When I started my studies at Jönköping International Business School (JIBS) I tried to interact with the locals as much as I could. I joined the host family programme that was arranged by JIBS. I was paired with Margareta Böhn, a wonderful and inspirational Swede. Together we went biking around Visingsö. I also borrowed her bicycle to do a 3 days cycling around Lake Vättern with a friend, Patrik Jonasson. I biked, I camped, I appreciated the wonderful nature that Sweden had to offer.
Met Stefan’s coach! ( in pink)
As the Jerussalem of Sweden, Jönköping has lots of churches. While in JIBS I decided to join the Pingstkyrkan i Jönköping. I met a very friendly church member, Thevathason Rufus. He then introduced me to the church music team and I joined the team as a guitarist (not that I was great at it!). I also went for small congregation gatherings with the church group led by Rufus. To my surprise, I met Stefan Edberg’s former coach in one of the gatherings! It was really wonderful to meet the locals and interact with them.

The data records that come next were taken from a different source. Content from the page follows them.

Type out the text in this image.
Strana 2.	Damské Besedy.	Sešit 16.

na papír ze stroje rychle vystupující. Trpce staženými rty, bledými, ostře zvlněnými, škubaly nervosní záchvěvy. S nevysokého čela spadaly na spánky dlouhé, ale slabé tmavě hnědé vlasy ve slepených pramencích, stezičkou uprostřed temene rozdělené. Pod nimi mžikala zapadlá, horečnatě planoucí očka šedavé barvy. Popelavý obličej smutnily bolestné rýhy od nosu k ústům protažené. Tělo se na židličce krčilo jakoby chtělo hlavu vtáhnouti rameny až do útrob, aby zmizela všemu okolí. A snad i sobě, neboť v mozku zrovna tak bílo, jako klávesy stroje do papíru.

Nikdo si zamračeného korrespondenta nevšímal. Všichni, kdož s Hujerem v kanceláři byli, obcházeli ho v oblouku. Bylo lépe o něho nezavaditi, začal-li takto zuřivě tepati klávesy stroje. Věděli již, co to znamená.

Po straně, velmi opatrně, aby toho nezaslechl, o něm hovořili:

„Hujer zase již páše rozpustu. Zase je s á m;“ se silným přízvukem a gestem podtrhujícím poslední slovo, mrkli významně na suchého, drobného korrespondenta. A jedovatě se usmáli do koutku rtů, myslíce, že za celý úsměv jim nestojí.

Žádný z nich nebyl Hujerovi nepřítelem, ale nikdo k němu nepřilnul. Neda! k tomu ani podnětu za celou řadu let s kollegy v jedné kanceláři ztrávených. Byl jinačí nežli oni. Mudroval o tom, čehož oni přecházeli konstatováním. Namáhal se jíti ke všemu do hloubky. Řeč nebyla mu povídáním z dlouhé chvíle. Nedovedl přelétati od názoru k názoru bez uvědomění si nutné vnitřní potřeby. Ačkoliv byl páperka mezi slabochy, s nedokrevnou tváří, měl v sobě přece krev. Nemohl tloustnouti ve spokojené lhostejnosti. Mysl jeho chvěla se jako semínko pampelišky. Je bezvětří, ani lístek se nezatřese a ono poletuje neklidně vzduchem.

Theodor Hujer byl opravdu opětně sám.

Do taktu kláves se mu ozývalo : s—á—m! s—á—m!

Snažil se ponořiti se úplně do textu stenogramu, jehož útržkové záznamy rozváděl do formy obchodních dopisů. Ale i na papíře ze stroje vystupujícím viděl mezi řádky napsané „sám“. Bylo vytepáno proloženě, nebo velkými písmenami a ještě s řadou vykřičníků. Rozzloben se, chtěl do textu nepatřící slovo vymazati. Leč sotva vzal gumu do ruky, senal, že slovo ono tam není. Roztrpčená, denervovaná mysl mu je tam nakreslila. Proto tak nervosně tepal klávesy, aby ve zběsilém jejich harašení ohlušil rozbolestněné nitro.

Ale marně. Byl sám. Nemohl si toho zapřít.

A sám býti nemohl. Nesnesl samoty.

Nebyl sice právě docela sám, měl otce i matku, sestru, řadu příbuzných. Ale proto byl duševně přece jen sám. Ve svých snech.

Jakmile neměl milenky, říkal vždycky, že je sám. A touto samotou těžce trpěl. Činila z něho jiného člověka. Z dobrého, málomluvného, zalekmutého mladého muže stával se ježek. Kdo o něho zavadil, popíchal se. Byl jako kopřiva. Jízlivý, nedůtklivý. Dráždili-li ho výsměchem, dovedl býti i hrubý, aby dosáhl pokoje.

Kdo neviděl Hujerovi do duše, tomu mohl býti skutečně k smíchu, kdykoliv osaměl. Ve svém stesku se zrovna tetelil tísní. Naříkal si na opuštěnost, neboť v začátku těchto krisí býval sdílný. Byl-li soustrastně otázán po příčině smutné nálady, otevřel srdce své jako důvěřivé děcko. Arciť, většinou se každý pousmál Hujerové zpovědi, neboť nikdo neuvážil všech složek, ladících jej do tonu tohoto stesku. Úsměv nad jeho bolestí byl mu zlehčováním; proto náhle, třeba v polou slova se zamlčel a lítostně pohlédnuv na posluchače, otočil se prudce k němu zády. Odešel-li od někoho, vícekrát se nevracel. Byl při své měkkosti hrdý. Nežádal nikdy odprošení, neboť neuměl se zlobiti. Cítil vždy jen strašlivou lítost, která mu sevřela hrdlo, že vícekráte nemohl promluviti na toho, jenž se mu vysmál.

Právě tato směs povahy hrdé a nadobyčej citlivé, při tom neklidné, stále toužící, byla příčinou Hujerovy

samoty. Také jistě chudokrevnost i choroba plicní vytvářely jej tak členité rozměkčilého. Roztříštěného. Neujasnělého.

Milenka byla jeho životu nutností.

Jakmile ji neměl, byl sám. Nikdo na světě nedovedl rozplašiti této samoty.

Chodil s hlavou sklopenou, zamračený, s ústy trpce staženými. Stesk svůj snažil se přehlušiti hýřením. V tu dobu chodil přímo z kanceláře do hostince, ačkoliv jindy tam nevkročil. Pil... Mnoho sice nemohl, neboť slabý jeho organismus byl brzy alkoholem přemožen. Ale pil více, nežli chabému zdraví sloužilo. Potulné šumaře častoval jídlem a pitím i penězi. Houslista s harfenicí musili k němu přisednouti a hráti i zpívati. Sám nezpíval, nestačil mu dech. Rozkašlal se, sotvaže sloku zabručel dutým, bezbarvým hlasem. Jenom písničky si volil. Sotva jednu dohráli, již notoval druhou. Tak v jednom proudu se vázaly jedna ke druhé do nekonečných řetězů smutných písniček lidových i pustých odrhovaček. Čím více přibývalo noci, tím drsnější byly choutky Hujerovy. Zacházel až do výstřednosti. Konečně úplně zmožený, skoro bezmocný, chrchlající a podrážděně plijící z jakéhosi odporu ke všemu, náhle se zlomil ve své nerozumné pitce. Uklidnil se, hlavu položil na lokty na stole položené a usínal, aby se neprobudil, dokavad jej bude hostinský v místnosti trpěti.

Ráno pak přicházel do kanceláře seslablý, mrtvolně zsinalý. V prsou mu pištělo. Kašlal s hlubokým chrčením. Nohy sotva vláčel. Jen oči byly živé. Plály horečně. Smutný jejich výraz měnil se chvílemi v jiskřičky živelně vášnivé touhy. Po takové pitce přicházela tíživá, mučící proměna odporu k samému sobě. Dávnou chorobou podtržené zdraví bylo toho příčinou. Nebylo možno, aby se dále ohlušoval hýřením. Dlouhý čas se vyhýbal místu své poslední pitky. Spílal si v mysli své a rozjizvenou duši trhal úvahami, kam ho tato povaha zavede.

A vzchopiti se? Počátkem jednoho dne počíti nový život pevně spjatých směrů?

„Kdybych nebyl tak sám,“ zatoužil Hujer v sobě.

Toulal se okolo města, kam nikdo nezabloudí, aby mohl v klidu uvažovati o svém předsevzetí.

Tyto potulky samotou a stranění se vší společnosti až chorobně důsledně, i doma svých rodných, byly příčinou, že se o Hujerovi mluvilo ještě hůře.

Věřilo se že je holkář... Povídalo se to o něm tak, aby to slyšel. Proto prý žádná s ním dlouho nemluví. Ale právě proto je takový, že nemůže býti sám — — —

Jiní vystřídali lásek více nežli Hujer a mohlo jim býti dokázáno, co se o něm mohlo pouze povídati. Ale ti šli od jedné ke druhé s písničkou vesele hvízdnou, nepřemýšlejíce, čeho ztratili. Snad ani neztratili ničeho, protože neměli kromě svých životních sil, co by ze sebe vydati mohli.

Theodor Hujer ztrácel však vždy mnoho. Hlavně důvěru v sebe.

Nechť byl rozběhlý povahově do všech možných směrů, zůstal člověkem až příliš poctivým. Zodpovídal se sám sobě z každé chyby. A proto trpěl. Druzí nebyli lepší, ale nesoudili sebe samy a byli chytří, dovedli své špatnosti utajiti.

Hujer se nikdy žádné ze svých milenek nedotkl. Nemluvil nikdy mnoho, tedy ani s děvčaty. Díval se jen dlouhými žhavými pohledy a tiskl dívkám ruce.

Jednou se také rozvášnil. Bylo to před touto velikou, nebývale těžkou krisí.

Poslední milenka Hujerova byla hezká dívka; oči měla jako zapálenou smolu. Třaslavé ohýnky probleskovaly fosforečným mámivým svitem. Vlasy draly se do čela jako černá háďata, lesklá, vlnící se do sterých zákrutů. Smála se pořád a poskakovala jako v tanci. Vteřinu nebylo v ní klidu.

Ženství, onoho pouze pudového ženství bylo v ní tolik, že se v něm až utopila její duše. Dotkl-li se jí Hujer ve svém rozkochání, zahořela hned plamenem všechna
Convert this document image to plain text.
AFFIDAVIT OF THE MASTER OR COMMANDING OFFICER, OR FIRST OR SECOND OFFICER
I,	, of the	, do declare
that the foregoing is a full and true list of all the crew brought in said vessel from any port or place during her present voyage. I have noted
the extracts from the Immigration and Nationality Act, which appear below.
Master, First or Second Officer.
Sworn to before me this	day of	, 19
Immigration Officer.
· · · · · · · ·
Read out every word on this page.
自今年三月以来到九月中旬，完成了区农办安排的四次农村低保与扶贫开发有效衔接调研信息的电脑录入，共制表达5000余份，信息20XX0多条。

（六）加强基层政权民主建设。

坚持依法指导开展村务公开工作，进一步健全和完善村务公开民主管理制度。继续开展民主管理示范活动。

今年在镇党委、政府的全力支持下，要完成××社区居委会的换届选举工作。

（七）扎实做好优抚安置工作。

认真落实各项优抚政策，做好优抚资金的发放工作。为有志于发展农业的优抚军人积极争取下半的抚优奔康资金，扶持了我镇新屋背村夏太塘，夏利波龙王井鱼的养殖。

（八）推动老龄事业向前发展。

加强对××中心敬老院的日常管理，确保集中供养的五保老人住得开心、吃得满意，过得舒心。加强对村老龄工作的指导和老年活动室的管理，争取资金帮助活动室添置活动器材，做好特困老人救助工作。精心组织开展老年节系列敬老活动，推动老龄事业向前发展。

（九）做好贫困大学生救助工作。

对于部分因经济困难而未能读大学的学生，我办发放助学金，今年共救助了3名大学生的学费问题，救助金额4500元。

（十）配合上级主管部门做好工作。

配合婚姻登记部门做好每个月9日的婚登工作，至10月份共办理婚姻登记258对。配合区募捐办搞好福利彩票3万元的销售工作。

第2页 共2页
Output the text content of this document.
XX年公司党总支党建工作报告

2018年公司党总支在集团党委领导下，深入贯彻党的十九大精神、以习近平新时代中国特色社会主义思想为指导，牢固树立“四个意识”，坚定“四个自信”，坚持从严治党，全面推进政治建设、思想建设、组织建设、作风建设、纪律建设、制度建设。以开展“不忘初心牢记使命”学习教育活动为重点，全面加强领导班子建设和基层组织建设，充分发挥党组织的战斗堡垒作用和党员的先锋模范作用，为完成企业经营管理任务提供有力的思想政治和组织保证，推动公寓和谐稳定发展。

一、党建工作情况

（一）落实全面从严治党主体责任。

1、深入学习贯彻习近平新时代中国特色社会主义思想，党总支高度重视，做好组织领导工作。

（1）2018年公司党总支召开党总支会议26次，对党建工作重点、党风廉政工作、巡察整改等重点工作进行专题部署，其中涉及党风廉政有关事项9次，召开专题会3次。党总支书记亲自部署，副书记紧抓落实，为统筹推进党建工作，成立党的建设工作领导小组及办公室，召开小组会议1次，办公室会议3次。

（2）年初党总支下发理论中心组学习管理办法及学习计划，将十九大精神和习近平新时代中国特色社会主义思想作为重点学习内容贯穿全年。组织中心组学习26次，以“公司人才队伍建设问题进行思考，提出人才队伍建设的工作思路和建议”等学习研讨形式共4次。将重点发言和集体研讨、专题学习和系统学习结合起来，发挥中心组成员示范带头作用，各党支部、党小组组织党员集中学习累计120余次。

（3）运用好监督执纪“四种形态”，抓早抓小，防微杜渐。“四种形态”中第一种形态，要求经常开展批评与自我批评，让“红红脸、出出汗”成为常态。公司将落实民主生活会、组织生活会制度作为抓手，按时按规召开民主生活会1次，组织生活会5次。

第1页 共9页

When i was in Jönköping there was one time when I was very sick and couldn’t get up of my bed. While majority of my friends sent a text saying “get well soon”, my Swedish friends were beyond that. One person lent me her guitar (so that I can play it in my room), another brought me his stereo (in case I’m bored with the guitar and prefer to listen to music), others brought me fruits and medicine. It’s interesting because in the land far far away from home, I actually felt like home at that time.
When my studies ended and I had to returned back, I was really really sad. It was difficult for me to say goodbye to the country where “lagom” is best. Honesty, efficiency, respect, and caring are some of the lessons that I learned from the Swedes. Furthermore, the Swedes had taught me to appreciate nature and environment, something that unfortunately is still very low in my country. All in all, I would forever be grateful for my Swedish experience. Thank you Sweden, thank you Swedes.